Favourite performance tuning tricks [closed]

When you have a query or stored procedure that needs performance tuning, what are some of the first things you try?


Here is the handy-dandy list of things I always give to someone asking me about optimisation.
We mainly use Sybase, but most of the advice will apply across the board.

SQL Server, for example, comes with a host of performance monitoring / tuning bits, but if you don't have anything like that (and maybe even if you do) then I would consider the following...

99% of problems I have seen are caused by putting too many tables in a join. The fix for this is to do half the join (with some of the tables) and cache the results in a temporary table. Then do the rest of the query joining on that temporary table.

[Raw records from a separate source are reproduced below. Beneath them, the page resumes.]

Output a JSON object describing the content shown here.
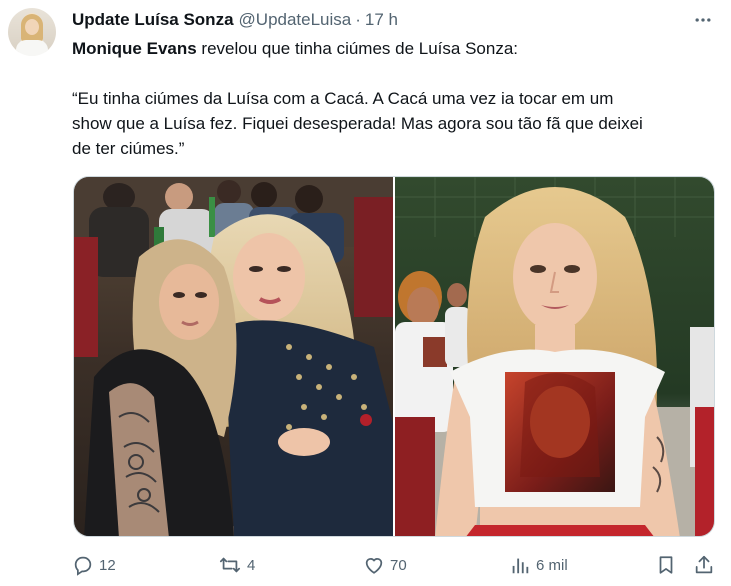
{
  "author": {
    "name": "Update Luísa Sonza",
    "handle": "@UpdateLuisa",
    "separator": "·",
    "time": "17 h"
  },
  "tweet": {
    "mention": "Monique Evans",
    "line1_rest": " revelou que tinha ciúmes de Luísa Sonza:",
    "quote_lines": [
      "“Eu tinha ciúmes da Luísa com a Cacá. A Cacá uma vez ia tocar em um",
      "show que a Luísa fez. Fiquei desesperada! Mas agora sou tão fã que deixei",
      "de ter ciúmes.”"
    ]
  },
  "media": {
    "photos": [
      "photo-two-women-restaurant",
      "photo-blonde-woman-tshirt"
    ]
  },
  "actions": {
    "reply_count": "12",
    "retweet_count": "4",
    "like_count": "70",
    "views_count": "6 mil"
  },
  "icons": [
    "more-icon",
    "reply-icon",
    "retweet-icon",
    "like-icon",
    "views-icon",
    "bookmark-icon",
    "share-icon"
  ],
  "colors": {
    "text": "#0f1419",
    "secondary": "#536471",
    "border": "#cfd9de"
  }
}
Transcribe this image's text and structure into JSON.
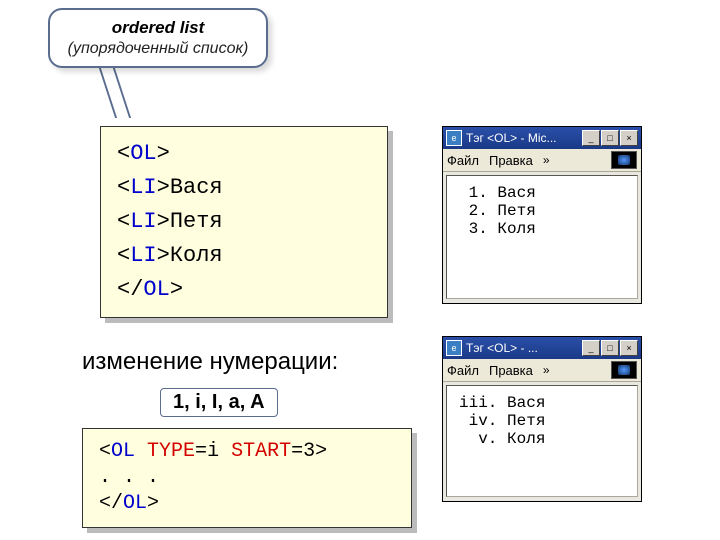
{
  "callout": {
    "title_bold": "ordered list",
    "title_sub": "(упорядоченный список)"
  },
  "code1": {
    "line1_open": "<OL>",
    "li_open": "<LI>",
    "item1": "Вася",
    "item2": "Петя",
    "item3": "Коля",
    "line5_close": "</OL>"
  },
  "section_label": "изменение нумерации:",
  "badge": "1, i, I, a, A",
  "code2": {
    "part1": "<OL ",
    "attr1": "TYPE",
    "eq1": "=",
    "val1": "i",
    "sp": " ",
    "attr2": "START",
    "eq2": "=",
    "val2": "3",
    "close1": ">",
    "line2": ". . .",
    "line3": "</OL>"
  },
  "win1": {
    "title": "Тэг <OL> - Mic...",
    "menu1": "Файл",
    "menu2": "Правка",
    "items": [
      " 1. Вася",
      " 2. Петя",
      " 3. Коля"
    ]
  },
  "win2": {
    "title": "Тэг <OL> - ...",
    "menu1": "Файл",
    "menu2": "Правка",
    "items": [
      "iii. Вася",
      " iv. Петя",
      "  v. Коля"
    ]
  },
  "min_glyph": "_",
  "max_glyph": "□",
  "close_glyph": "×",
  "chev_glyph": "»"
}
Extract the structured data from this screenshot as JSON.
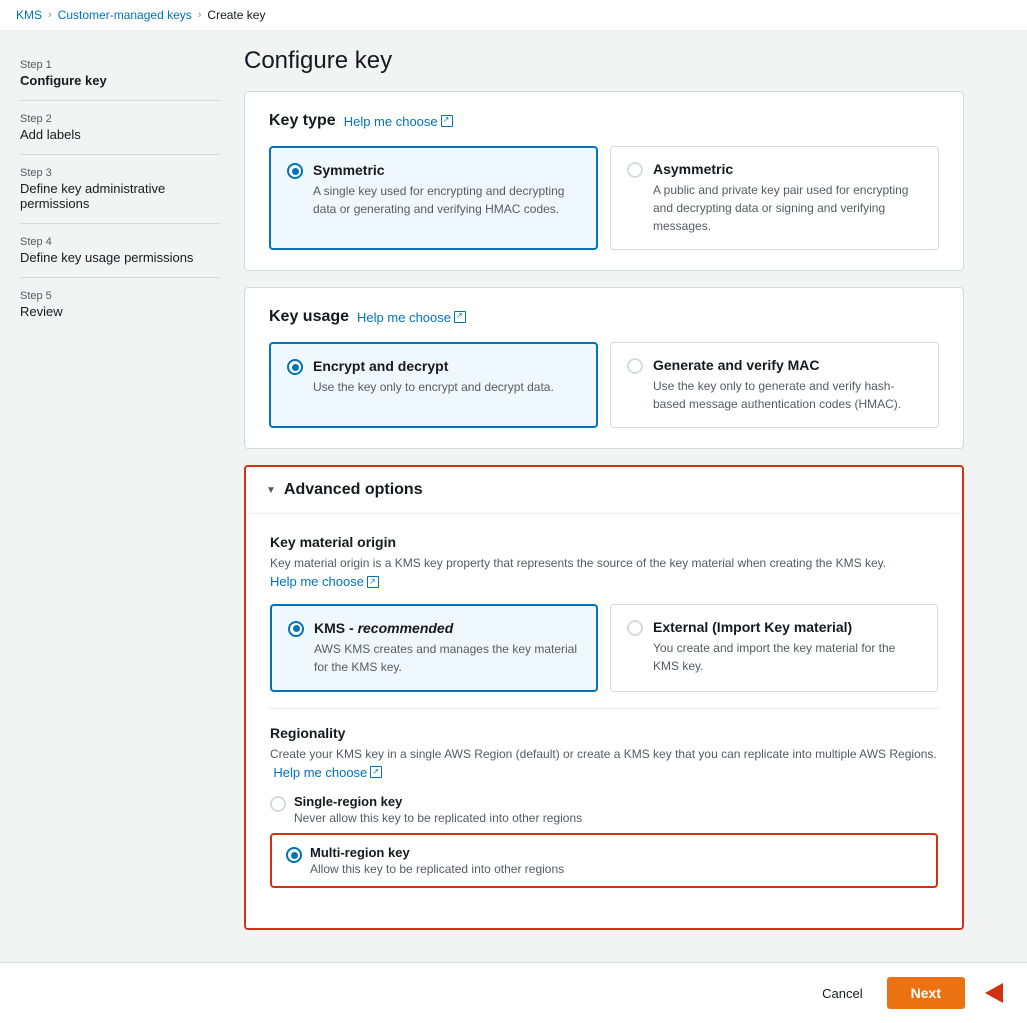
{
  "breadcrumb": {
    "kms": "KMS",
    "customer_managed_keys": "Customer-managed keys",
    "current": "Create key"
  },
  "sidebar": {
    "steps": [
      {
        "step": "Step 1",
        "title": "Configure key",
        "active": true
      },
      {
        "step": "Step 2",
        "title": "Add labels",
        "active": false
      },
      {
        "step": "Step 3",
        "title": "Define key administrative permissions",
        "active": false
      },
      {
        "step": "Step 4",
        "title": "Define key usage permissions",
        "active": false
      },
      {
        "step": "Step 5",
        "title": "Review",
        "active": false
      }
    ]
  },
  "page": {
    "title": "Configure key"
  },
  "key_type": {
    "section_title": "Key type",
    "help_text": "Help me choose",
    "options": [
      {
        "id": "symmetric",
        "title": "Symmetric",
        "description": "A single key used for encrypting and decrypting data or generating and verifying HMAC codes.",
        "selected": true
      },
      {
        "id": "asymmetric",
        "title": "Asymmetric",
        "description": "A public and private key pair used for encrypting and decrypting data or signing and verifying messages.",
        "selected": false
      }
    ]
  },
  "key_usage": {
    "section_title": "Key usage",
    "help_text": "Help me choose",
    "options": [
      {
        "id": "encrypt_decrypt",
        "title": "Encrypt and decrypt",
        "description": "Use the key only to encrypt and decrypt data.",
        "selected": true
      },
      {
        "id": "generate_verify_mac",
        "title": "Generate and verify MAC",
        "description": "Use the key only to generate and verify hash-based message authentication codes (HMAC).",
        "selected": false
      }
    ]
  },
  "advanced_options": {
    "title": "Advanced options",
    "key_material_origin": {
      "title": "Key material origin",
      "description": "Key material origin is a KMS key property that represents the source of the key material when creating the KMS key.",
      "help_text": "Help me choose",
      "options": [
        {
          "id": "kms",
          "title": "KMS - recommended",
          "title_italic": "recommended",
          "description": "AWS KMS creates and manages the key material for the KMS key.",
          "selected": true
        },
        {
          "id": "external",
          "title": "External (Import Key material)",
          "description": "You create and import the key material for the KMS key.",
          "selected": false
        }
      ]
    },
    "regionality": {
      "title": "Regionality",
      "description": "Create your KMS key in a single AWS Region (default) or create a KMS key that you can replicate into multiple AWS Regions.",
      "help_text": "Help me choose",
      "options": [
        {
          "id": "single_region",
          "title": "Single-region key",
          "description": "Never allow this key to be replicated into other regions",
          "selected": false
        },
        {
          "id": "multi_region",
          "title": "Multi-region key",
          "description": "Allow this key to be replicated into other regions",
          "selected": true
        }
      ]
    }
  },
  "buttons": {
    "cancel": "Cancel",
    "next": "Next"
  }
}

Query Optimisation Checklist

  • Run UPDATE STATISTICS on the underlying tables
    • Many systems run this as a scheduled weekly job
  • Delete records from underlying tables (possibly archive the deleted records)
    • Consider doing this automatically once a day or once a week.
  • Rebuild Indexes
  • Rebuild Tables (bcp data out/in)
  • Dump / Reload the database (drastic, but might fix corruption)
  • Build new, more appropriate index
  • Run DBCC to see if there is possible corruption in the database
  • Locks / Deadlocks
    • Ensure no other processes running in database
      • Especially DBCC
    • Are you using row or page level locking?
    • Lock the tables exclusively before starting the query
    • Check that all processes are accessing tables in the same order
  • Are indices being used appropriately?
    • Joins will only use index if both expressions are exactly the same data type
    • Index will only be used if the first field(s) on the index are matched in the query
    • Are clustered indices used where appropriate?
      • range data
      • WHERE field between value1 and value2
  • Small Joins are Nice Joins
    • By default the optimiser will only consider the tables 4 at a time.
    • This means that in joins with more than 4 tables, it has a good chance of choosing a non-optimal query plan
  • Break up the Join
    • Can you break up the join?
    • Pre-select foreign keys into a temporary table
    • Do half the join and put results in a temporary table
  • Are you using the right kind of temporary table?
    • #temp tables may perform much better than @table variables with large volumes (thousands of rows).
  • Maintain Summary Tables
    • Build with triggers on the underlying tables
    • Build daily / hourly / etc.
    • Build ad-hoc
    • Build incrementally or teardown / rebuild
  • See what the query plan is with SET SHOWPLAN ON
  • See what’s actually happenning with SET STATS IO ON
  • Force an index using the pragma: (index: myindex)
  • Force the table order using SET FORCEPLAN ON
  • Parameter Sniffing:
    • Break Stored Procedure into 2
    • call proc2 from proc1
    • allows optimiser to choose index in proc2 if @parameter has been changed by proc1
  • Can you improve your hardware?
  • What time are you running? Is there a quieter time?
  • Is Replication Server (or other non-stop process) running? Can you suspend it? Run it eg. hourly?

  1. Have a pretty good idea of the optimal path of running the query in your head.
  2. Check the query plan - always.
  3. Turn on STATS, so that you can examine both IO and CPU performance. Focus on driving those numbers down, not necessarily the query time (as that can be influenced by other activity, cache, etc.).
  4. Look for large numbers of rows coming into an operator, but small numbers coming out. Usually, an index would help by limiting the number of rows coming in (which saves disk reads).
  5. Focus on the largest cost subtree first. Changing that subtree can often change the entire query plan.
  6. Common problems I've seen are:
    • If there's a lot of joins, sometimes Sql Server will choose to expand the joins, and then apply WHERE clauses. You can usually fix this by moving the WHERE conditions into the JOIN clause, or a derived table with the conditions inlined. Views can cause the same problems.
    • Suboptimal joins (LOOP vs HASH vs MERGE). My rule of thumb is to use a LOOP join when the top row has very few rows compared to the bottom, a MERGE when the sets are roughly equal and ordered, and a HASH for everything else. Adding a join hint will let you test your theory.
    • Parameter sniffing. If you ran the stored proc with unrealistic values at first (say, for testing), then the cached query plan may be suboptimal for your production values. Running again WITH RECOMPILE should verify this. For some stored procs, especially those that deal with varying sized ranges (say, all dates between today and yesterday - which would entail an INDEX SEEK - or, all dates between last year and this year - which would be better off with an INDEX SCAN) you may have to run it WITH RECOMPILE every time.
    • Bad indentation...Okay, so Sql Server doesn't have an issue with this - but I sure find it impossible to understand a query until I've fixed up the formatting.